Show-goers get a closer look under the hood of the eCOPO Camaro Concept – an electrified vision for drag racing – Monday, October 29, 2018 at the SEMA Show in Las Vegas, Nevada. Developed by General Motors and built in partnership with the pioneering electric drag racing team Hancock and Lane Racing, the concept race car — based on the 2019 COPO Camaro — is entirely electric powered, driven by an electric motor providing the equivalent of more than 700 horsepower and 600 lb-ft of torque. Chevrolet estimates quarter-mile times in the 9-second range. Testing is ongoing. (Photo by Isaac Brekken for Chevrolet)

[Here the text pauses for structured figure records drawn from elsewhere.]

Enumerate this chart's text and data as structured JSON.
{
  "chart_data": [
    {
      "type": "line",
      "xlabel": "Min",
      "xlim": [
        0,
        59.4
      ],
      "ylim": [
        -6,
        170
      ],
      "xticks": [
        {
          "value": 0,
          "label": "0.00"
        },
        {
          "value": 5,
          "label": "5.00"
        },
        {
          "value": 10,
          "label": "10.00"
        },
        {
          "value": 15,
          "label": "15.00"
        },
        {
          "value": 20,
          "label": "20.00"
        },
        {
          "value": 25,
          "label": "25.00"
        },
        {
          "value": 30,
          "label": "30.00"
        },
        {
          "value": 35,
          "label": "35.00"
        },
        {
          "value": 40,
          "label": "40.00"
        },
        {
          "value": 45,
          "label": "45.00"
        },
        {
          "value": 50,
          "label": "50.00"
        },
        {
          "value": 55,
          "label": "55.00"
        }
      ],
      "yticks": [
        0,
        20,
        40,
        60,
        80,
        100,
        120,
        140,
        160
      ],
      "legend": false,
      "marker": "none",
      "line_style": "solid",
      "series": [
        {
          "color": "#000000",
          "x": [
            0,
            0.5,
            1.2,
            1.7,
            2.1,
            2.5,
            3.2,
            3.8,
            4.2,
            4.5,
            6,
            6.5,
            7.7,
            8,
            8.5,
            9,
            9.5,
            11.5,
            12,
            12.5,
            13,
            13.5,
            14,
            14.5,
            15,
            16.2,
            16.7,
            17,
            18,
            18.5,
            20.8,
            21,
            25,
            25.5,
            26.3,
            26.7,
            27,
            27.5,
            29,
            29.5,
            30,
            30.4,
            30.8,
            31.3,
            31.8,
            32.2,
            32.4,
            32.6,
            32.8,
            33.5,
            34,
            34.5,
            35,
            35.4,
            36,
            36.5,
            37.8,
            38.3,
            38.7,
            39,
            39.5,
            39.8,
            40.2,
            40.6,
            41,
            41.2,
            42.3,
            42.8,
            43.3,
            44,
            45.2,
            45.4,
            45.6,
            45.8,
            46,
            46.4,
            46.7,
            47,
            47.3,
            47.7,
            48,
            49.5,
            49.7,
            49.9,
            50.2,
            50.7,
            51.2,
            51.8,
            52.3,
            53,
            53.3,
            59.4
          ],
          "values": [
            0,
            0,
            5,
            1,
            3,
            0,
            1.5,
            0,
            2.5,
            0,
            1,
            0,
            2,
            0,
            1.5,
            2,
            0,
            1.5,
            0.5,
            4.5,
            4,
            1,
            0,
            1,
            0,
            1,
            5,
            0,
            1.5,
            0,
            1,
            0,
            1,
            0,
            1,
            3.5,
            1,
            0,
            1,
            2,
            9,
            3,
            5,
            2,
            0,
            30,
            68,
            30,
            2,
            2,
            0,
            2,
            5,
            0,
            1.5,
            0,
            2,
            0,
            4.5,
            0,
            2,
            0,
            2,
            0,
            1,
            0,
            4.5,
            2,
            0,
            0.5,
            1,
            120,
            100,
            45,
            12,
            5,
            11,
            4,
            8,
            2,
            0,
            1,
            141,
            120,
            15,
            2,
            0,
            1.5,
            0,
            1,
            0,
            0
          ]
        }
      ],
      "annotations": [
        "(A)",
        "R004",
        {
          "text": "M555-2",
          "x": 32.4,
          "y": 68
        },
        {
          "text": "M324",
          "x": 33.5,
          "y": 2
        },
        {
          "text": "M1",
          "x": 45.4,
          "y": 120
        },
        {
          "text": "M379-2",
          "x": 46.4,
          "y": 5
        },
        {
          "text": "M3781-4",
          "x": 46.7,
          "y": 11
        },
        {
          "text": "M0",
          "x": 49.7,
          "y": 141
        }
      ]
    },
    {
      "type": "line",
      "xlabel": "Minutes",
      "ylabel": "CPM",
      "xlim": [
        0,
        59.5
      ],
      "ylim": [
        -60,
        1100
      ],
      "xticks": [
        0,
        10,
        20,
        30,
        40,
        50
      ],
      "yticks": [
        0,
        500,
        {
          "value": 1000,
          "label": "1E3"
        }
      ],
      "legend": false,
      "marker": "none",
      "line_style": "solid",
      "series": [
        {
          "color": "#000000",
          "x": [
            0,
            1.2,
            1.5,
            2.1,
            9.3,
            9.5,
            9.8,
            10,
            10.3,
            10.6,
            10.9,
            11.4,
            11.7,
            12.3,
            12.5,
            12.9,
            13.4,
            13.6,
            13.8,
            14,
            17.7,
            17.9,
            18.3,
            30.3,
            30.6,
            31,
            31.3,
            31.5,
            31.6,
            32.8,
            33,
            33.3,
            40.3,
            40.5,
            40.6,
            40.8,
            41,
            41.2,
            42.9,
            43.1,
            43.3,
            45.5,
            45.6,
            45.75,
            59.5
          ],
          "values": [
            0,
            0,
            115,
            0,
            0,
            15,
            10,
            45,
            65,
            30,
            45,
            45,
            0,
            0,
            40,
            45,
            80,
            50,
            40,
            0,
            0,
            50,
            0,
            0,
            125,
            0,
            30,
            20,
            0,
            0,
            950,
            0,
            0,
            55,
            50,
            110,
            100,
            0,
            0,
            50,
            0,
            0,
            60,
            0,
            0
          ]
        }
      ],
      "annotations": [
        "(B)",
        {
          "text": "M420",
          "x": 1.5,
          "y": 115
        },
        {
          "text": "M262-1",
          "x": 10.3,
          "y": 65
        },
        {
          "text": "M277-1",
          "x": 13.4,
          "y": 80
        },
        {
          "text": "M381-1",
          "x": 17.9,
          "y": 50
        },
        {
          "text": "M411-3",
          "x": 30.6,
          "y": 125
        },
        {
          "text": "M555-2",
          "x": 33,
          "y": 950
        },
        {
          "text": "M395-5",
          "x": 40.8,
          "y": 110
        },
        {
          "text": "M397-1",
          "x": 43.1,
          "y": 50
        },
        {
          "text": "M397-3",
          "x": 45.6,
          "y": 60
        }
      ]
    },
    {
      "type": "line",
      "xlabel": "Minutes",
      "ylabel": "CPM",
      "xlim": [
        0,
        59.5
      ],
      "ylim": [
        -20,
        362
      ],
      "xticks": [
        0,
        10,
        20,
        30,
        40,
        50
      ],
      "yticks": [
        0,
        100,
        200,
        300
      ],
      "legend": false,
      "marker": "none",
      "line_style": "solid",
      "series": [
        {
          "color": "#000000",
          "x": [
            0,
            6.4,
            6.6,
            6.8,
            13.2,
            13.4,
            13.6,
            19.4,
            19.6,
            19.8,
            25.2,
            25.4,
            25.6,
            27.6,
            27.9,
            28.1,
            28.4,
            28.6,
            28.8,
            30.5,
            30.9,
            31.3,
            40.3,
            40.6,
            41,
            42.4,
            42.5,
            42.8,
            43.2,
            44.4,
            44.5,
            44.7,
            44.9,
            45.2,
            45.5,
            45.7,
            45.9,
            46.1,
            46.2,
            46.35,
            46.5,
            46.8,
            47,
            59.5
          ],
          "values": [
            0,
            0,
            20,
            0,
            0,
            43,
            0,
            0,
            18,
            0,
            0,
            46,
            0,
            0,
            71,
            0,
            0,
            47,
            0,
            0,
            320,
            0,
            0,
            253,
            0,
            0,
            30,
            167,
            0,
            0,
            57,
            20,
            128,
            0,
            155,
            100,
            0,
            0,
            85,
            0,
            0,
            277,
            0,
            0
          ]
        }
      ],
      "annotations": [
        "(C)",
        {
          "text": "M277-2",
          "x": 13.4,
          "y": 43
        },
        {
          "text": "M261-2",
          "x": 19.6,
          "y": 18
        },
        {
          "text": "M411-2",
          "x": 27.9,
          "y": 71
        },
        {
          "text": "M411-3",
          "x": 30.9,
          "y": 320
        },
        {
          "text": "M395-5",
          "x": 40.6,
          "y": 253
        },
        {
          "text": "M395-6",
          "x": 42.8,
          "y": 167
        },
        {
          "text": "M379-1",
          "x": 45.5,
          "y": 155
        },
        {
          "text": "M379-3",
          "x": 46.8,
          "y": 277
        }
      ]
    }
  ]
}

What are we to do as the old car faithful? I say fret not. The future might be electric, but as the current car buying market has shown, there is still a place in our hearts (and pocketbooks) for the tried and true. Our classics will still be viewed with reverence and awe. They are ingrained in our car-loving DNA. There is no reason that in the future the electrics and classics cannot co-exist in the same world. In fact, GM demonstrated as much at the 2018 SEMA show in Vegas by teasing us with a retrofit electric powertrain that they dropped into their . The all-electric Camaro puts out an impressive 700 horsepower and 600 lbs.-ft. of torque and is packaged under the hood and connected to a traditional transmission.

So I guess the same advice will still pertain to future collecting: Buy what you love and love driving what you buy. The machine might run a bit differently, but the owner’s devotion will always be the same.